Built a deterministic, explainable hint engine that progressively teaches puzzle-solving logic through contextual reasoning.
Technical depth: Constraint propagation, candidate elimination, inequality-bound reasoning, immutable puzzle state, and deterministic solving rules.
Extended Toolkit
Learnings
- Constraint systems engineering: Implementing AC-3 constraint propagation and candidate elimination for explainable hints required translating formal mathematical reasoning into deterministic Android code—balancing correctness with performance.
- UX for logic systems: Good hints should teach reasoning through constraint propagation, not expose answers. Explainable assistance respects player intelligence.
- Production ownership: Self-publishing taught that Play Store releases, monetization tuning, and user review management are continuous responsibilities—not one-time milestones.
- Product iteration discipline: Modernizing legacy code without breaking existing users requires careful migration planning, observability integration, and backward compatibility.
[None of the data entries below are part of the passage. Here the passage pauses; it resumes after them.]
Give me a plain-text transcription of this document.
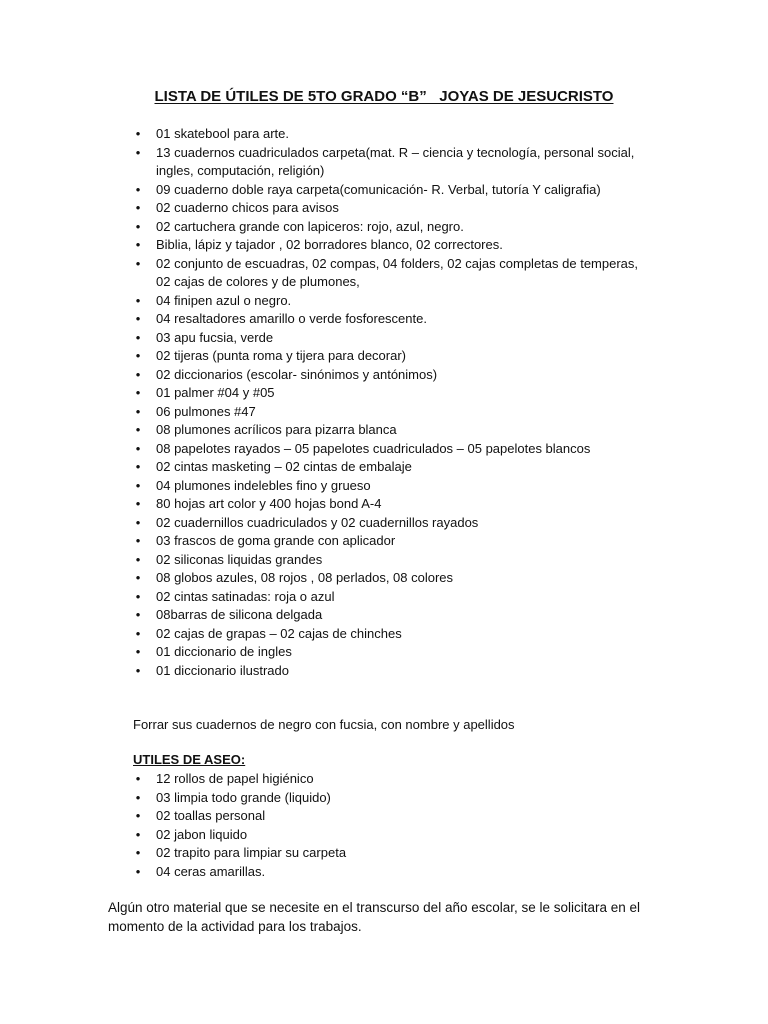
LISTA DE ÚTILES DE 5TO GRADO “B”   JOYAS DE JESUCRISTO
• 01 skatebool para arte.
• 13 cuadernos cuadriculados carpeta(mat. R – ciencia y tecnología, personal social, ingles, computación, religión)
• 09 cuaderno doble raya carpeta(comunicación- R. Verbal, tutoría Y caligrafia)
• 02 cuaderno chicos para avisos
• 02 cartuchera grande con lapiceros: rojo, azul, negro.
• Biblia, lápiz y tajador , 02 borradores blanco, 02 correctores.
• 02 conjunto de escuadras, 02 compas, 04 folders, 02 cajas completas de temperas, 02 cajas de colores y de plumones,
• 04 finipen azul o negro.
• 04 resaltadores amarillo o verde fosforescente.
• 03 apu fucsia, verde
• 02 tijeras (punta roma y tijera para decorar)
• 02 diccionarios (escolar- sinónimos y antónimos)
• 01 palmer #04 y #05
• 06 pulmones #47
• 08 plumones acrílicos para pizarra blanca
• 08 papelotes rayados – 05 papelotes cuadriculados – 05 papelotes blancos
• 02 cintas masketing – 02 cintas de embalaje
• 04 plumones indelebles fino y grueso
• 80 hojas art color y 400 hojas bond A-4
• 02 cuadernillos cuadriculados y 02 cuadernillos rayados
• 03 frascos de goma grande con aplicador
• 02 siliconas liquidas grandes
• 08 globos azules, 08 rojos , 08 perlados, 08 colores
• 02 cintas satinadas: roja o azul
• 08barras de silicona delgada
• 02 cajas de grapas – 02 cajas de chinches
• 01 diccionario de ingles
• 01 diccionario ilustrado
Forrar sus cuadernos de negro con fucsia, con nombre y apellidos
UTILES DE ASEO:
• 12 rollos de papel higiénico
• 03 limpia todo grande (liquido)
• 02 toallas personal
• 02 jabon liquido
• 02 trapito para limpiar su carpeta
• 04 ceras amarillas.
Algún otro material que se necesite en el transcurso del año escolar, se le solicitara en el momento de la actividad para los trabajos.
- Bilingual UX complexity: English + Spanish localization revealed that locale-aware design and proper string extraction are essential for real product quality—not afterthoughts.
- Engineering maturity: Building real constraint-based systems taught more about Kotlin, Android architecture, and algorithmic thinking than any tutorial could provide.
Technical Exploration
Research directions and engineering curiosity — not roadmap commitments.
Advanced Constraint-Solving Coverage
Extending current hint engine with deeper mathematical deduction strategies and paper-informed logic to improve edge-case handling and broader puzzle coverage beyond AC-3 fundamentals.
Hybrid Puzzle Generation System
Exploring hybrid puzzle-generation combining mathematical constraints with ML-assisted validation to enable infinite, non-repetitive puzzle creation at scale.
Infinite Puzzle Mode
Investigating procedural generation systems for endless unique puzzle sequences—maintaining difficulty calibration and logical solvability without repetition.
Timed & Competitive Solving Modes
Researching efficiency-based solving modes that reward constraint-reasoning speed over brute-force—encouraging strategic thinking under time pressure.